Quando perguntarem quem é a mulher da sua vida, quero que você nem pense para responder que é ela. Mas que depois de uma resposta tão automática, você se pegue pensando em mim. E só.

22.8.09

Sai, se!

Por que parece que todo mundo já pensou em tudo e eu sou a única debaixo do céu que não sabe exatamente como as coisas são ou deveriam ser?

Eu vejo todo mundo fazendo planos a curto, médio e longo prazos e me pergunto: como se define isso? O que é exatamente longo prazo? E como alguém consegue prever o que vai querer no depois se tudo muda toda hora, conforme o que acontece, conforme o que eu vejo, ouço, sinto?

E ainda tem sempre um maldito se que me persegue. Cada vez que eu acho que descobri o que quero da vida vem um se e dá um peteleco no castelo de cartas que eu construí tão solidamente com as minhas certezas. E eu fico ali, catando ases e procurando reis pelo chão, tentando encontrar um coringa que se encaixe em qualquer plano. Um caminho que eu possa seguir com a certeza de não me arrepender depois. E outro se aparece enquanto eu ainda estou no chão para chutar minhas costelas e dizer que não importa o que eu faça, nunca vou me livrar dele. Ele é mais forte que eu. E faz questão de deixar isso claro.

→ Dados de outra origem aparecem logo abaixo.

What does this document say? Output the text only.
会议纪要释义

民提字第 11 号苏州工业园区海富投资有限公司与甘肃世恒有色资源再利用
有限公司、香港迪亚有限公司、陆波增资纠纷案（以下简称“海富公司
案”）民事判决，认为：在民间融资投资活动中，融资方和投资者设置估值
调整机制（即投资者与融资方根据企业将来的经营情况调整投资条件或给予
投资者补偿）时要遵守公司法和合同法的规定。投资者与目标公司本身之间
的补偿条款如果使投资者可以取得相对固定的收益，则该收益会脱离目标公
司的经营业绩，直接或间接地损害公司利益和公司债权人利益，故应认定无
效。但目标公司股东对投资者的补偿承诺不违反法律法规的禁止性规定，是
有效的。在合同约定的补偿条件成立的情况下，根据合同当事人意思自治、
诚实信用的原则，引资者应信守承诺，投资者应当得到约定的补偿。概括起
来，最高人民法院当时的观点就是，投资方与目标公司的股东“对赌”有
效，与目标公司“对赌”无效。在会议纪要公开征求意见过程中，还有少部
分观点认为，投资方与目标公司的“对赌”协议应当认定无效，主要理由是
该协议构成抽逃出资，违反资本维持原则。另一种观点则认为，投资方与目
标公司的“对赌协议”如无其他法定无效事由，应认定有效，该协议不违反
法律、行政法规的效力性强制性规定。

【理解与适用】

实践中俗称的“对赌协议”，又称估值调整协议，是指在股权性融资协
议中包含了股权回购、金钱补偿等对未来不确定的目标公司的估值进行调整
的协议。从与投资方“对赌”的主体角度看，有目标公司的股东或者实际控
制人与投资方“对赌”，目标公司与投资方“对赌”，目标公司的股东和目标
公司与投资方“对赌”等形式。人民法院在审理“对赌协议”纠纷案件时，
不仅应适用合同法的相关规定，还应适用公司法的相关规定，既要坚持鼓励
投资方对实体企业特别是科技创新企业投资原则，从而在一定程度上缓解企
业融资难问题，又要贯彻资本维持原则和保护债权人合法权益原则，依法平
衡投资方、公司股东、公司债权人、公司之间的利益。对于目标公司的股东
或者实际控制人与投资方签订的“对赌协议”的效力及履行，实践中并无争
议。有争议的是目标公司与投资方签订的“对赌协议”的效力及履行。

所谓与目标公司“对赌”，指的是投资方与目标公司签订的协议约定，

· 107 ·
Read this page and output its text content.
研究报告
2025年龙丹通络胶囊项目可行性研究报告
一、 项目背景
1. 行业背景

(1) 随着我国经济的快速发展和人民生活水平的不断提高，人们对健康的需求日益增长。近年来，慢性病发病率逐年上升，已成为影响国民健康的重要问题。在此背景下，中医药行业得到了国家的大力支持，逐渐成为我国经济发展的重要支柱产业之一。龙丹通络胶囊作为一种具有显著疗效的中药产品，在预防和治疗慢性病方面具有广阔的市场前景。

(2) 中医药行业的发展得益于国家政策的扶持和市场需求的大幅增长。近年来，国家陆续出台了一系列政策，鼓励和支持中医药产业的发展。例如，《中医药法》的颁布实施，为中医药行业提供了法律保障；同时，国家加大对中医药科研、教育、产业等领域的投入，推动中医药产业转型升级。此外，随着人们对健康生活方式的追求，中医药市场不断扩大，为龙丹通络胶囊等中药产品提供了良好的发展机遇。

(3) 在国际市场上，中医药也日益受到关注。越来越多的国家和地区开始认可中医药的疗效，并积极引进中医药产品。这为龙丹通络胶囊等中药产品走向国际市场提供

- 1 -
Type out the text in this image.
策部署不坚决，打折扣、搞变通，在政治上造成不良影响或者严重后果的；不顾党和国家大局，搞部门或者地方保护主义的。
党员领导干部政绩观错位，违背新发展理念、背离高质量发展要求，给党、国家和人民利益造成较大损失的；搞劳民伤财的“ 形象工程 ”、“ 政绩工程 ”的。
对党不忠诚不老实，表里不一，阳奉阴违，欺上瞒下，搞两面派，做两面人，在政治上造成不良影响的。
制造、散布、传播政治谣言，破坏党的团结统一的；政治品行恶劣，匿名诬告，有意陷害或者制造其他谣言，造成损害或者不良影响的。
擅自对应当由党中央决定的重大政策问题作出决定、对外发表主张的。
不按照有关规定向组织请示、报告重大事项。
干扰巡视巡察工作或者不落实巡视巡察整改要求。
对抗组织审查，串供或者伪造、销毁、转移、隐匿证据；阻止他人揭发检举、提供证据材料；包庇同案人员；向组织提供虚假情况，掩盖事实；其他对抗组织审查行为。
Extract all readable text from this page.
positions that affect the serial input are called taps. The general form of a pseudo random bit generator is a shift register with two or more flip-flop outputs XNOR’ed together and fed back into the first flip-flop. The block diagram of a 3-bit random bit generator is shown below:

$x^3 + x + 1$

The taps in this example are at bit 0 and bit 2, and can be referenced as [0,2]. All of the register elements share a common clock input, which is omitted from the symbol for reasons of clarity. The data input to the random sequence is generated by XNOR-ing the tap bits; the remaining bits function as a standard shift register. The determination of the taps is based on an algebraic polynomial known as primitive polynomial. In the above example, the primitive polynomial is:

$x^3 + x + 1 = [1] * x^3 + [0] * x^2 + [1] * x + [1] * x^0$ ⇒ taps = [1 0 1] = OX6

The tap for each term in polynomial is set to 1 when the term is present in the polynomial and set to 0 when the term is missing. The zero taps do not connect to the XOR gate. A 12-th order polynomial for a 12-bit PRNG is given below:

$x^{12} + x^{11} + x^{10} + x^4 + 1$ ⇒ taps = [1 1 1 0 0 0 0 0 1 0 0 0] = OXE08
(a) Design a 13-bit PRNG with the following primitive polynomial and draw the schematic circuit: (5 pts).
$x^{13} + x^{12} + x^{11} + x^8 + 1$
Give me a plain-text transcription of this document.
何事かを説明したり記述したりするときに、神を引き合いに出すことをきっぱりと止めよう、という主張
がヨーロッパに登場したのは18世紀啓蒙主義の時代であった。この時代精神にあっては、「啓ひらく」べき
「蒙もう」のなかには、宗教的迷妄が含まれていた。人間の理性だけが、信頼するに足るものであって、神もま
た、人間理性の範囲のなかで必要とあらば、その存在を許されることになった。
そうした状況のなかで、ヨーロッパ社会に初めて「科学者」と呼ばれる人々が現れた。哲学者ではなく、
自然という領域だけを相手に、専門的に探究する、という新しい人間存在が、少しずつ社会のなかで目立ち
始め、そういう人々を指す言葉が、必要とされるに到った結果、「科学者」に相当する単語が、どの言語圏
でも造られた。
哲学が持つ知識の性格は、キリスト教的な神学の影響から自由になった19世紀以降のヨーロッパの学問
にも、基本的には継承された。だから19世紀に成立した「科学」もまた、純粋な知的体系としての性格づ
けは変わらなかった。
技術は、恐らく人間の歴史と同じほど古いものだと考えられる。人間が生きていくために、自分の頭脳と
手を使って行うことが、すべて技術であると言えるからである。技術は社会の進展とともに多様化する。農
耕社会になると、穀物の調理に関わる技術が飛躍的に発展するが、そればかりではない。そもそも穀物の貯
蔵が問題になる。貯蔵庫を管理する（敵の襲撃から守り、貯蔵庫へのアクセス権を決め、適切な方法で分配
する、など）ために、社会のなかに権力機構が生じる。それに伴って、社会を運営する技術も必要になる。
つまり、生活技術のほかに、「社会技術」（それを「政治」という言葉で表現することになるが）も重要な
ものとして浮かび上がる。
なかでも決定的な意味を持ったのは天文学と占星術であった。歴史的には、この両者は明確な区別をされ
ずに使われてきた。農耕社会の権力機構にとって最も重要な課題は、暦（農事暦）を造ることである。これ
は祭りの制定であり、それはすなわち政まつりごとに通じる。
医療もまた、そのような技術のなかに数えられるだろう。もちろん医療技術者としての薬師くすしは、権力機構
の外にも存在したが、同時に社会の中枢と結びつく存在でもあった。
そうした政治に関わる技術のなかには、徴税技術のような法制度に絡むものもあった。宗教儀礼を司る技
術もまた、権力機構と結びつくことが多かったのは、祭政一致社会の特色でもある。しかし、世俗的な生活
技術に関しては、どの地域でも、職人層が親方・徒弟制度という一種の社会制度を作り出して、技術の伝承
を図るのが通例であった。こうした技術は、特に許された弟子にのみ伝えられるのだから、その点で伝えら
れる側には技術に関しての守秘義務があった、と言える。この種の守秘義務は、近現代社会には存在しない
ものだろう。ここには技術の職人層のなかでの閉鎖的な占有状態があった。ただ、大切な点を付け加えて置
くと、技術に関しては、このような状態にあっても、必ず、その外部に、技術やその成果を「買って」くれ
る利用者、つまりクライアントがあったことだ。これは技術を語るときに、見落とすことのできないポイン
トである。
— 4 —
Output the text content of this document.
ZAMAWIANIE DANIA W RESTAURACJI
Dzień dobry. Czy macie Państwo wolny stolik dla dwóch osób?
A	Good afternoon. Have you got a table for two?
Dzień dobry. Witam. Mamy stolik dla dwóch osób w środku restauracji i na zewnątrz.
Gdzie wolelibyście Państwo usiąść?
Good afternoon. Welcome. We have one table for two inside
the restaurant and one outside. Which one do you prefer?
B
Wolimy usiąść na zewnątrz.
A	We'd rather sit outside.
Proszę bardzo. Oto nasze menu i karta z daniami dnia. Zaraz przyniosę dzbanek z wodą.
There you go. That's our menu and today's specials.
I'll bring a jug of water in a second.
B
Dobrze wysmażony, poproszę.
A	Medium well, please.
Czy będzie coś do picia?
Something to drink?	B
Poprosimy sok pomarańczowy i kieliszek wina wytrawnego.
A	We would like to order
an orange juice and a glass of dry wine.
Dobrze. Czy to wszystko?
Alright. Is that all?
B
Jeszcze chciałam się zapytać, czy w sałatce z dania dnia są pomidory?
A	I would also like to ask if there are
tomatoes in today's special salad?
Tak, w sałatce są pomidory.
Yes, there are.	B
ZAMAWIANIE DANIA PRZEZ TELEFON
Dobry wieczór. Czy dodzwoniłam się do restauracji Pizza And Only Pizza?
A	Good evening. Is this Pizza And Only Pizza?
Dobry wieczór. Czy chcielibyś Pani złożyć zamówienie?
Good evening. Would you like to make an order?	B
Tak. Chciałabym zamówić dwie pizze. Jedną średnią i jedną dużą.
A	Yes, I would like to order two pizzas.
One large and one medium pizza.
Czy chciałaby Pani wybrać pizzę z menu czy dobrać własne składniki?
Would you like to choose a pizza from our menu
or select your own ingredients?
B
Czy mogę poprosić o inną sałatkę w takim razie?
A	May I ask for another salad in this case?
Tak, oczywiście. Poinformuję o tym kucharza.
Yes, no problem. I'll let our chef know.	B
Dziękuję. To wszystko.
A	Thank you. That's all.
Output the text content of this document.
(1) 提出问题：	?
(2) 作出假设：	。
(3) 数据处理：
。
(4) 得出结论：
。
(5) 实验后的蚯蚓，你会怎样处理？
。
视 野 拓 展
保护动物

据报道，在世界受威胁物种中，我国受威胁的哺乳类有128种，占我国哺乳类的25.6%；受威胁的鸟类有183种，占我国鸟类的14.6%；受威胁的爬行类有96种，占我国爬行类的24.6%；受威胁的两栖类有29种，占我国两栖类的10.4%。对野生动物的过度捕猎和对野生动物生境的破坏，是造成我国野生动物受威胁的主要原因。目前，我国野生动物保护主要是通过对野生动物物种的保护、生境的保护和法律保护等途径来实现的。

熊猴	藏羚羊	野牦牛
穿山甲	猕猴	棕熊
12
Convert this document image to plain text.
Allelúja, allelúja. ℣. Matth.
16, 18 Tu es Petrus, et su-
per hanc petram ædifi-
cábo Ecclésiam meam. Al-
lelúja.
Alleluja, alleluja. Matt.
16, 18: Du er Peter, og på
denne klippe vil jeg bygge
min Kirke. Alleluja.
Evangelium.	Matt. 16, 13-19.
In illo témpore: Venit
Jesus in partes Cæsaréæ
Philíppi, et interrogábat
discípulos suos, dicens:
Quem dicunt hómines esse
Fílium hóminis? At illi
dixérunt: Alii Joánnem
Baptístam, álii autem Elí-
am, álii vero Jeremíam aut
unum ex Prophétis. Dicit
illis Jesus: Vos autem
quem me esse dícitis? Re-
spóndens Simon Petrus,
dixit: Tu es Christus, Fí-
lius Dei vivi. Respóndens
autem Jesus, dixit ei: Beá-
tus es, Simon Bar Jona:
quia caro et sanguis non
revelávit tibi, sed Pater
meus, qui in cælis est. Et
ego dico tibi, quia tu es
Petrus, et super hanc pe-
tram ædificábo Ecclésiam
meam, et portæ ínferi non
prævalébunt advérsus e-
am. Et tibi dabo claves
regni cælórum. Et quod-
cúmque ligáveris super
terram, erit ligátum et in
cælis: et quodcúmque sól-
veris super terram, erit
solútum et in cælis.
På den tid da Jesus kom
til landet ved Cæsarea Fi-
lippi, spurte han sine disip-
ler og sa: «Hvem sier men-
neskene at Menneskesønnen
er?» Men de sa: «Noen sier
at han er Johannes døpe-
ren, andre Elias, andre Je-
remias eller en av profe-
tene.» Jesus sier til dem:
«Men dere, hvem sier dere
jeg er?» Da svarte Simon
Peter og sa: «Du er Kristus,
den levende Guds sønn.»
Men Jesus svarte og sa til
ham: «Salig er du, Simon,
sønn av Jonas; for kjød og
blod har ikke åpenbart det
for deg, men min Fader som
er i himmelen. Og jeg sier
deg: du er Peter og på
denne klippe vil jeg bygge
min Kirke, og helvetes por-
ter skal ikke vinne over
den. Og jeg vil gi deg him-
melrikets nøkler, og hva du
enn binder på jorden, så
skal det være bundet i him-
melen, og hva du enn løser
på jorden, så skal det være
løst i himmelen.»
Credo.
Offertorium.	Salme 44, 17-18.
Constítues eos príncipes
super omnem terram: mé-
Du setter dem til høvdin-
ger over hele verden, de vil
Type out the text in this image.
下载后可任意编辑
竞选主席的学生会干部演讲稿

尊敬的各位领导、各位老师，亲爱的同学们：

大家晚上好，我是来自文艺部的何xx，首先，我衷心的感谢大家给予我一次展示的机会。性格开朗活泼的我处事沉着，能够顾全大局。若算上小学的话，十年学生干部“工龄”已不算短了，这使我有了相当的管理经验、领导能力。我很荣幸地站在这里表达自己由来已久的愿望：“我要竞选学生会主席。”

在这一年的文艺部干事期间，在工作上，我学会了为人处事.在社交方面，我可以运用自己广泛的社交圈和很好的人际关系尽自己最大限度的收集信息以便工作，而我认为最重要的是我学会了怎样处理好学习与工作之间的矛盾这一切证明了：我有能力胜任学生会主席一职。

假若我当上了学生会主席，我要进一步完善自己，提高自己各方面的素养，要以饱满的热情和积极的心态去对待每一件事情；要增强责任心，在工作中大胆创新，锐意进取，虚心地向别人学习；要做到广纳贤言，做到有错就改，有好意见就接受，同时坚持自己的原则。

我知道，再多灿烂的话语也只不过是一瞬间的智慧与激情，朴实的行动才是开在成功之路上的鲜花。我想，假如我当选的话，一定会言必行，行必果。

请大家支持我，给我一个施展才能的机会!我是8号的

Esse se me faz querer comprar um blazer e fazer uma pós em qualquer coisa cada vez que uma toda-poderosa-bem-sucedida-na-direção-de-um-negócio-de-sucesso aparece na foto principal da matéria sobre as mulheres mais influentes do universo rindo do meu life-style pizza toda noite e madrugadas de trabalho sem hora-extra. Depois me leva para a banca atrás da última edição da Runners a cada magra-com-estilo-de-vida-saudável-fácil-de-se-levar que passa perto da minha barriga que fica empurrando incansavelmente minha calça para todos os lados. E esse filho da puta desse se ainda me faz tentar adotar o ar da mais pura serenidade e ficar toda emotiva quando vejo mães embalando seus bebês como se fossem a coisa mais importante do mundo pra logo em seguida me fazer correr atrás de aulas de todo tipo de língua e começar a planejar meu mochilão afastando da mente a mais remota possibilidade de colocar alguém no mundo antes de conhecer efetivamente o mundo. E o se me enche de frustração, porque parece que ele só existe pra mim.

Ninguém mais tem dúvida? Ninguém quer trocar de vida? Ninguém tem medo de dar um passo? E de ficar parado no mesmo lugar?

Quero fazer tudo e não quero abrir mão de nada. E não quero sentir saudade de uma coisa que eu ainda nem vivi e nem me arrepender e nem ficar em dúvida e nem ter pouca idade para uma coisa e nem ter muita idade para outra coisa.

Aliás, quero chegar a ter muita idade para mandar todos esses ses pra puta que pariu e rir da cara deles, esfregar na cara deles que sim, deu pra fazer tudo, e que o medo que eles me meteram foi só um frio na barriga de montanha-russa. Que a companhia deles durante toda a vida foi irritantemente enriquecedora para o meu passaporte e para meu repertório de histórias. E só.